Monday, March 11, 2013

Natural One



I came across this posting on pagan page this morning.  I honestly believe this to be true.  Oddly enough, I also came across this article about complex amino acids and carbon compounds in space indicating that life could be possible elsewhere in the universe. I already knew that from watching all the science documentaries that I do that talk about the metals on rocks.  The postings about the acids though are apparently falsehoods.  Bastards!  I'm not sure how to work into this topic.
I've received some subtle hints from my family about spiritual shows or books or just inspirational emails to read ever since I told my aunt I didn't need any more prayer books.
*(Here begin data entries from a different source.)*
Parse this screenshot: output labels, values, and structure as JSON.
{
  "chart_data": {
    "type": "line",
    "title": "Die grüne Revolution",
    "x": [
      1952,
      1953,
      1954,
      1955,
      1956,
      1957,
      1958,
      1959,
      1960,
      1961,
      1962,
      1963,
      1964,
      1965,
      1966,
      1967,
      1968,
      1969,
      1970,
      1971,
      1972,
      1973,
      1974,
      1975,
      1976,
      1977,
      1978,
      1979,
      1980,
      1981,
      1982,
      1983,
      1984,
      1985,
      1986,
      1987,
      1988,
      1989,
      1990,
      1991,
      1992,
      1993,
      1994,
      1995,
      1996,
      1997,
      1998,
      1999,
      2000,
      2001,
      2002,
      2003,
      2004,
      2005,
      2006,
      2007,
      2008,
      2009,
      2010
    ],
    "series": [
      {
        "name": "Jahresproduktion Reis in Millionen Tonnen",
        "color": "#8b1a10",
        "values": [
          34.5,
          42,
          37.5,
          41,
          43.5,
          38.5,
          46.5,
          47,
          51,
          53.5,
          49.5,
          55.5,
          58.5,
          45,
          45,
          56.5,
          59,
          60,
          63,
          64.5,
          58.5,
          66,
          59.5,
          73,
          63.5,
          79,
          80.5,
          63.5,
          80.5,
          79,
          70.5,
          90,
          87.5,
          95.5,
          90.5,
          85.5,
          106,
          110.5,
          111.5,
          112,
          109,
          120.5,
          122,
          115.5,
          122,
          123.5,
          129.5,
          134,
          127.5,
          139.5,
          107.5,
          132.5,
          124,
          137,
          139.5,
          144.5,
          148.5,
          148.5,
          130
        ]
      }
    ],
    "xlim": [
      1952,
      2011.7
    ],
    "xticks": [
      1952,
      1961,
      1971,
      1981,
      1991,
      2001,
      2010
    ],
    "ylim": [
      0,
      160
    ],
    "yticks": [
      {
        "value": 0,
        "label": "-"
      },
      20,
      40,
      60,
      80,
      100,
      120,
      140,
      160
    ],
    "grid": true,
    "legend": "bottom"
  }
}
I began to ponder this idea.  I spend my Sunday in quiet contemplation when I can.  I read blogs from atheists like Greta Christina or pagan and Wicca sites that uplift me.  I also read "This Week in God" from Rachel Maddow's blog as well as at least one posting if not more about the Catholic church's woes in the world as well as the strife caused by other world religions.  I also try to incorporate some science documentaries in the mix.  I really don't need any more to add in especially specifically Catholic or Christian rhetoric. 
I'm not bitter mind you.  I know plenty of bitter Catholics.  I'm more ambivalent on the matter.  It occurs to me as I ruminate on the religion I left behind that I never felt fulfilled in church.  At most I felt annoyed by the noisy and crying children in the pew in front of me.  I didn't enjoy religious studies as a kid.  I remember being horrified by these Bible stories that were animated for kids.  The one about King Herod killing the babies made me so sad as a kid.  The pictures of bloody babies and soldiers slaughtering them filled me with confusion.  What on Earth did a loving God have to do with this story?  It was awful. 
I never connected personally with my faith.  I went through all the sacraments mind you--except Holy Orders and Last Rites for obvious reasons. I have participated in the Anointing of the Sick, which is Last Rites for the modern era.  It just never comforted me the way it seems to comfort others.  I never felt that warmth or need to turn to God in my times of distress.  I never felt the peace that faithful mention feeling in the presence of God.  I recall being in St. Patrick's Cathedral in New York.  I thought it was a magnificent cathedral.  It's huge and beautiful and astounding.  Then there's the gift shop.  I remember being absolutely appalled at that.  I couldn't help but think about Jesus in the marketplace.  
Being in nature is a whole other matter.  I find the woods deeply relaxing.  I find meditating near a river or lake profoundly moving and calming.  I feel at peace when I perform a full moon ritual not because I feel the Lord and Lady's physical presence or the "power" or whatever you want to call it.  I feel a harmony with every living thing in those moments.  Paganism reminds me that we are all connected.  We are all on this planet together for better or for worse. I never once felt that in church.
I hope the emails and subtle hints stop.  I may have to speak up if they don't.  For now though, I will accept and delete.